I was thrilled that Randi Rivers, editor from Charlesbridge,
was speaking at this conference and the primary reason
I attended.  I had been researching Charlesbridge and
had heard positive things about them.  Charlesbridge Publishing 
published Yum! Yuck! written by Linda Sue Park, whom I 
know through RACWI.  I had already sent one manuscript, 
A Brunch of Grumps, which I had addressed to the
"submissions editor." But, I prefer to address submissions to an 
editor I have met.  Conferences are a great way to meet editors
and match your work to a particular editor. When I know an 
editor's personality, editorial skills, genre work, preferences, 
and quirks, I can send more confidently. 

Ms. Rivers spoke about how to get the most out of one's 
submissions.  I was familiar with a lot of the suggestions, 
but learned a lot about submitting a synopsis for longer works, 
which I have not needed to do yet.

After the three presentations, I chose the breakout session 
"First Pages" to attend.  It was lead by Ms. Rivers who actually 
read the first pages rather than the authors.  I thought that she 
was amazing!  After each reading she analyzed and assessed
strengths, gave reasons why she might continue reading 
beyond the first page and offered suggestions.  I felt connected 
to her after that!  I valued what she said and admired her skill.  
I would love to work with her because of her intuitiveness and 
insightfulness.  Within a few days after the conference,  I was so
pumped that I did a final edit of Lizzie and Isadora 
(three chapter early reader), had a final critique, and made a few 
more intuitive changes.  And off it went!  Addressed to 
Randi Rivers, editor.   I felt this manuscript was right for her and
Charlesbridge.  It was a good match.  That felt good.  A submission 
to a real person!  And a submission to the right house.  Doesn't 
mean it'll get published.  But, I did my research.

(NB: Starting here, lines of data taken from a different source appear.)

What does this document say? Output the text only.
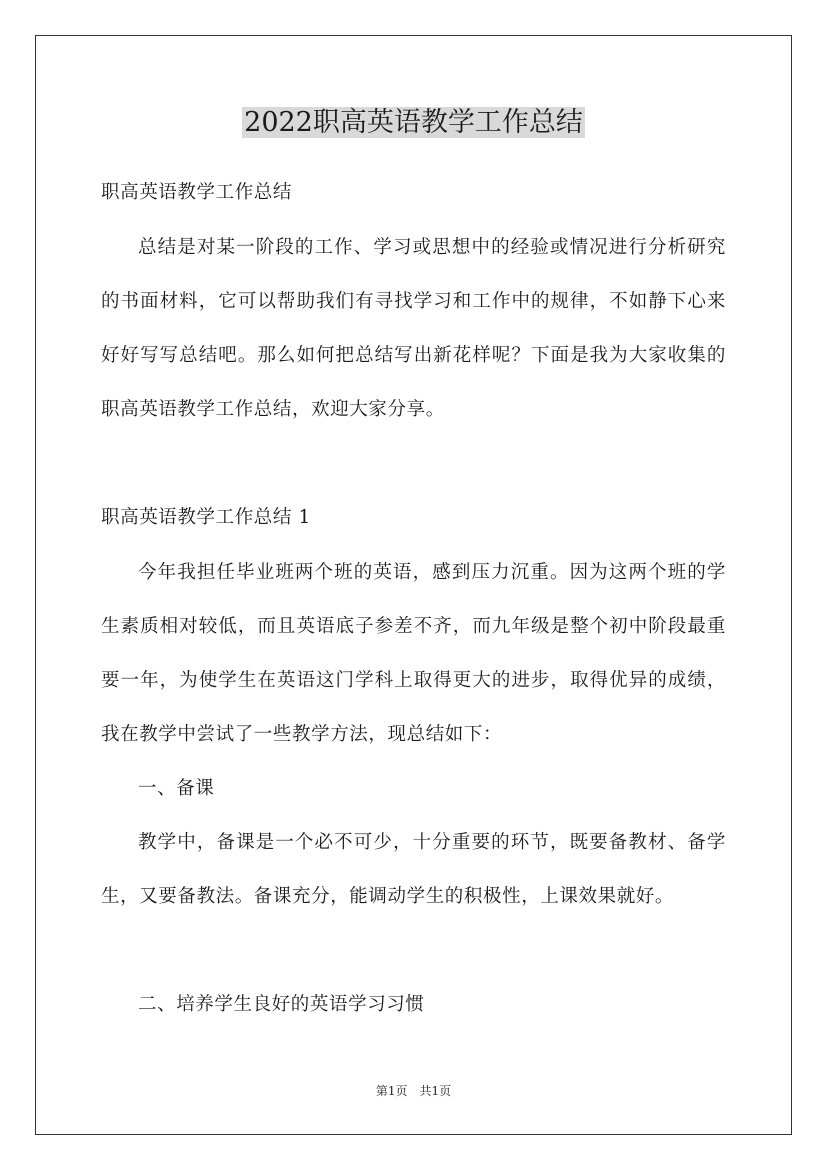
2022职高英语教学工作总结

职高英语教学工作总结

总结是对某一阶段的工作、学习或思想中的经验或情况进行分析研究的书面材料，它可以帮助我们有寻找学习和工作中的规律，不如静下心来好好写写总结吧。那么如何把总结写出新花样呢？下面是我为大家收集的职高英语教学工作总结，欢迎大家分享。

职高英语教学工作总结 1

今年我担任毕业班两个班的英语，感到压力沉重。因为这两个班的学生素质相对较低，而且英语底子参差不齐，而九年级是整个初中阶段最重要一年，为使学生在英语这门学科上取得更大的进步，取得优异的成绩，我在教学中尝试了一些教学方法，现总结如下：

一、备课

教学中，备课是一个必不可少，十分重要的环节，既要备教材、备学生，又要备教法。备课充分，能调动学生的积极性，上课效果就好。

二、培养学生良好的英语学习习惯

第1页　共1页
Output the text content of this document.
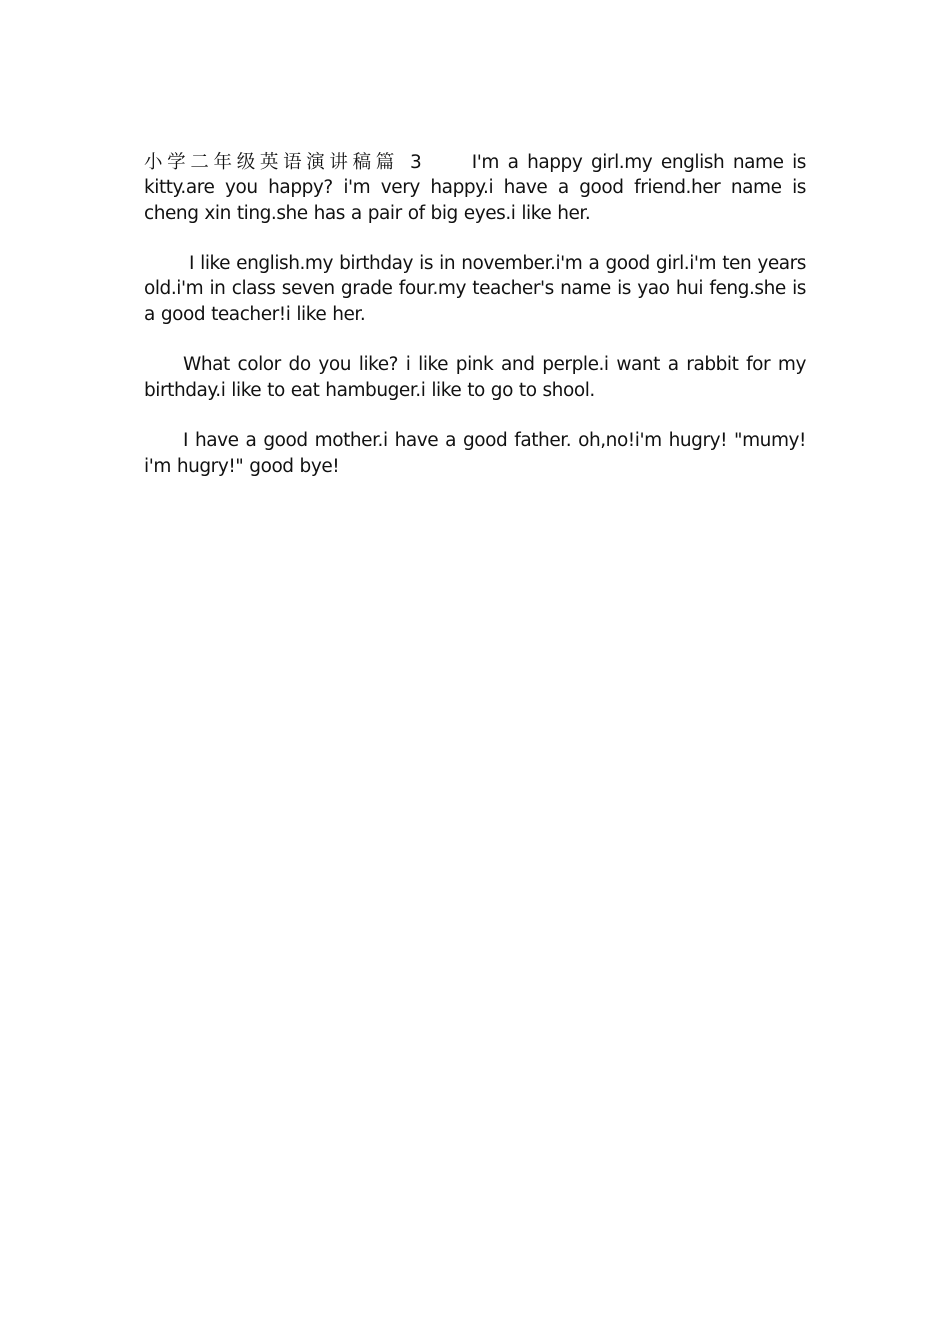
小学二年级英语演讲稿篇 3	I'm a happy girl.my english name is kitty.are you happy? i'm very happy.i have a good friend.her name is cheng xin ting.she has a pair of big eyes.i like her.

I like english.my birthday is in november.i'm a good girl.i'm ten years old.i'm in class seven grade four.my teacher's name is yao hui feng.she is a good teacher!i like her.

What color do you like? i like pink and perple.i want a rabbit for my birthday.i like to eat hambuger.i like to go to shool.

I have a good mother.i have a good father. oh,no!i'm hugry! "mumy! i'm hugry!" good bye!
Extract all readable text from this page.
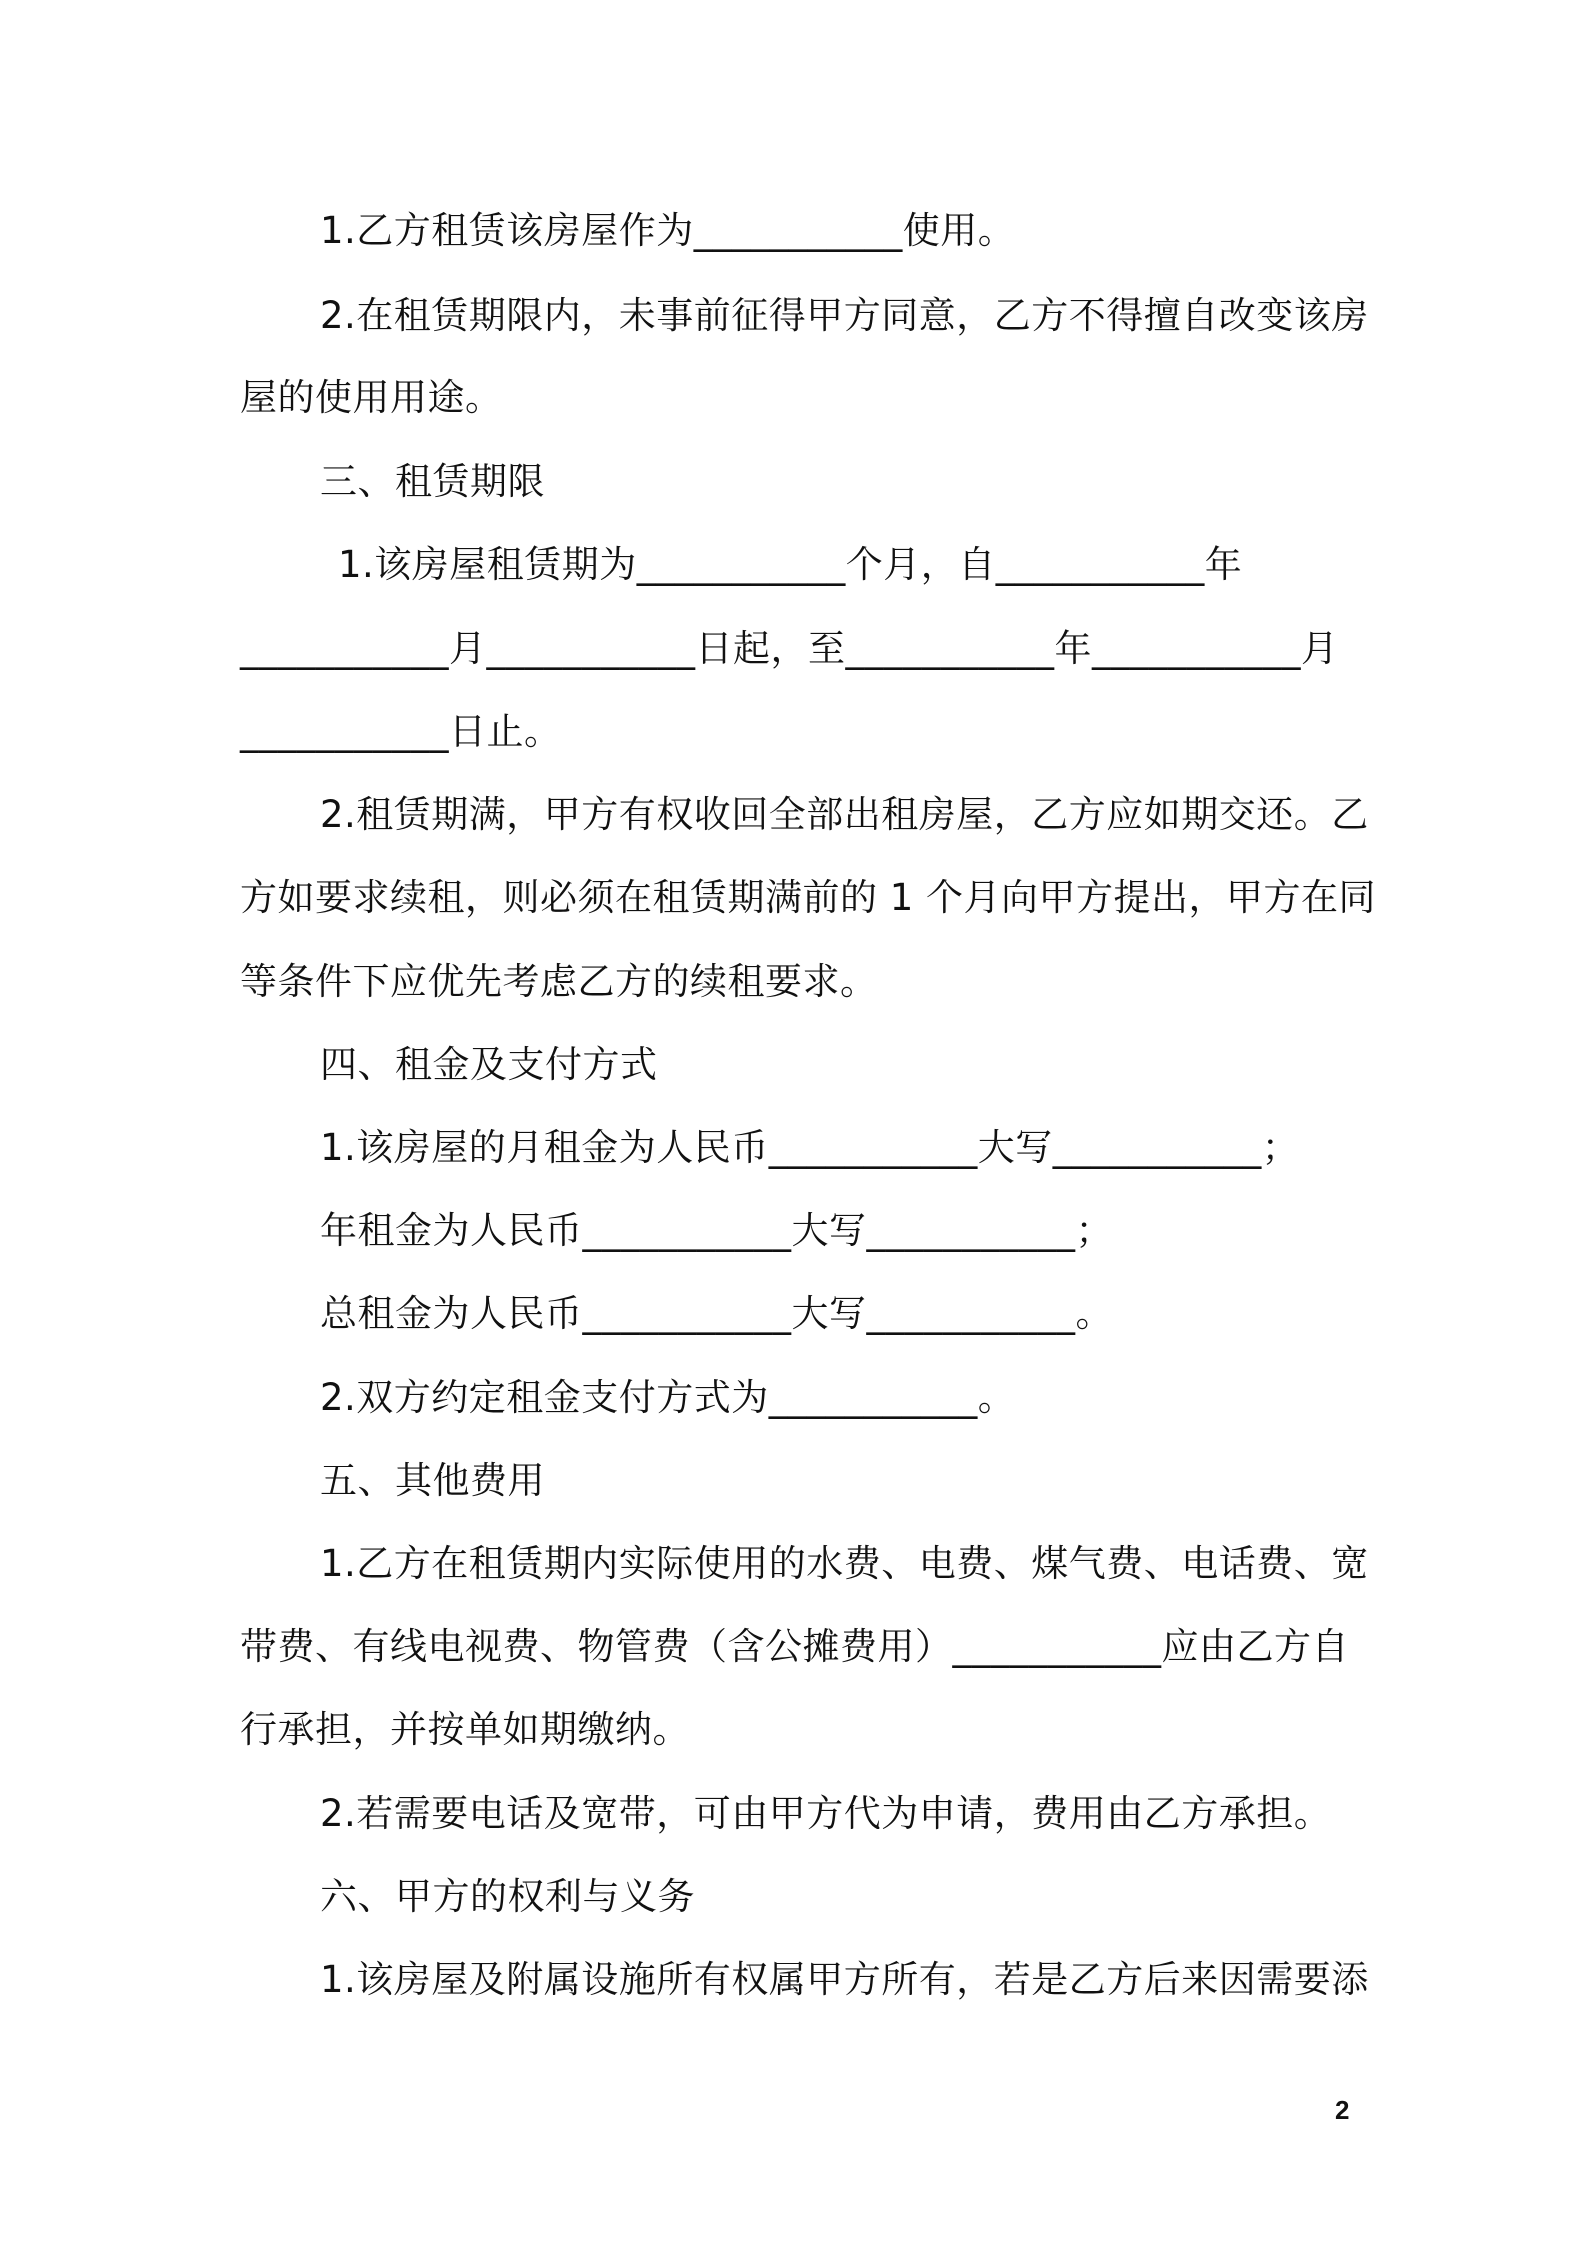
1.乙方租赁该房屋作为___________使用。
2.在租赁期限内，未事前征得甲方同意，乙方不得擅自改变该房
屋的使用用途。
三、租赁期限
1.该房屋租赁期为___________个月，自___________年
___________月___________日起，至___________年___________月
___________日止。
2.租赁期满，甲方有权收回全部出租房屋，乙方应如期交还。乙
方如要求续租，则必须在租赁期满前的 1 个月向甲方提出，甲方在同
等条件下应优先考虑乙方的续租要求。
四、租金及支付方式
1.该房屋的月租金为人民币___________大写___________；
年租金为人民币___________大写___________；
总租金为人民币___________大写___________。
2.双方约定租金支付方式为___________。
五、其他费用
1.乙方在租赁期内实际使用的水费、电费、煤气费、电话费、宽
带费、有线电视费、物管费（含公摊费用）___________应由乙方自
行承担，并按单如期缴纳。
2.若需要电话及宽带，可由甲方代为申请，费用由乙方承担。
六、甲方的权利与义务
1.该房屋及附属设施所有权属甲方所有，若是乙方后来因需要添
2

The night of the day I sent my manuscript, a butterfly was flying 
around my studio.  A butterfly!  In my house! In the dead of winter!
In New York State!  I'm not one to believe in "signs," but it was 
unusual.  Being the bug lover that I am, I made a syrup mixture 
and put it on a leaf of a flowering plant.  Then I gently placed the 
butterfly on the leaf.  The next day it was nowhere to be found.
How long does a butterfly live anyway?  



Eileen Loveman said...

Here's hoping you didn't send it into a sugar coma :)

Loved your descriptions of your friends both old and new - and fingers crossed you get the newest one published!

Jennifer S. Burrows said...
This comment has been removed by the author.
Jennifer S. Burrows said...

Oops on the last post. :)

Butterflies live a couple weeks. you may see your friend again.

Great job detailing the conference. It was fun.

That picture is super! Can I use it?